Auch Tees müssen gewisse Kriterien erfüllen, um im Verkauf zu landen.

Donato Caspari

Das Kantonslaboratorium Basel-Stadt testete Teesorten auf natürliche Toxine. Getestet wurden 40 Teesorten, die acht Detailhändler anbieten. Die Sorten reichten von den ungemischten Sorten wie Grün-, Schwarz-, Eisenkraut- oder Roibuschtee bis zu Teemischungen. Bei allen fand man keine bis minimale Mengen; diese liegen deutlich unter dem erlaubten Höchstwert. Ein Tee wurde verboten, denn er enthielt Farbstoffe, die im Tee nicht erlaubt sind. Drei der Tees weisen Lücken in der Deklaration auf, wie das Gesundheitsdepartements am Montagmorgen mitteilt.
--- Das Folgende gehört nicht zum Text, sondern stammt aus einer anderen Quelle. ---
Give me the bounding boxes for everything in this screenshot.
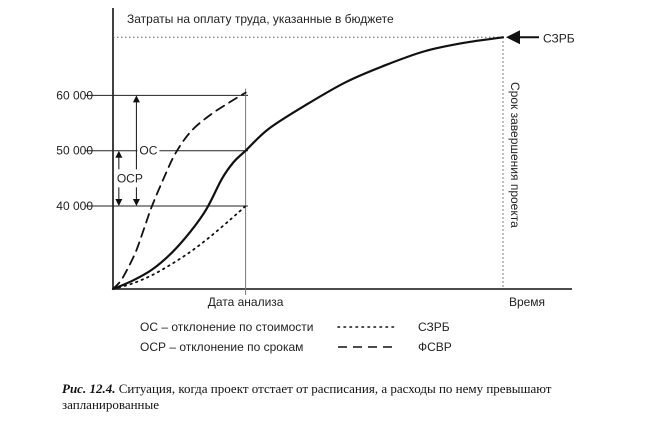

Ein aromatisierter Grüntee aus Thailand enthielt drei Farbstoffe: der gelbe Farbstoff E102, der orange E110 und der blaue E133. Farbstoffe sind in Tees nach Angaben des Kantonslaboratoriums verboten, deswegen wurde dieser Tee für den weiteren Verkauf verboten. Bei drei anderen Sorten fand man einige Mängel in der Deklaration; gültige Mindesthaltbarkeitsdaten, Namen-, Firmen- oder Adressangaben des Importeurs sowie generelle Angaben in Schweizer Amtssprache. Die Teeproduzenten sollen um die Probleme bedacht sein und unternehmen entsprechende Schritte, um die Probleme zu beheben.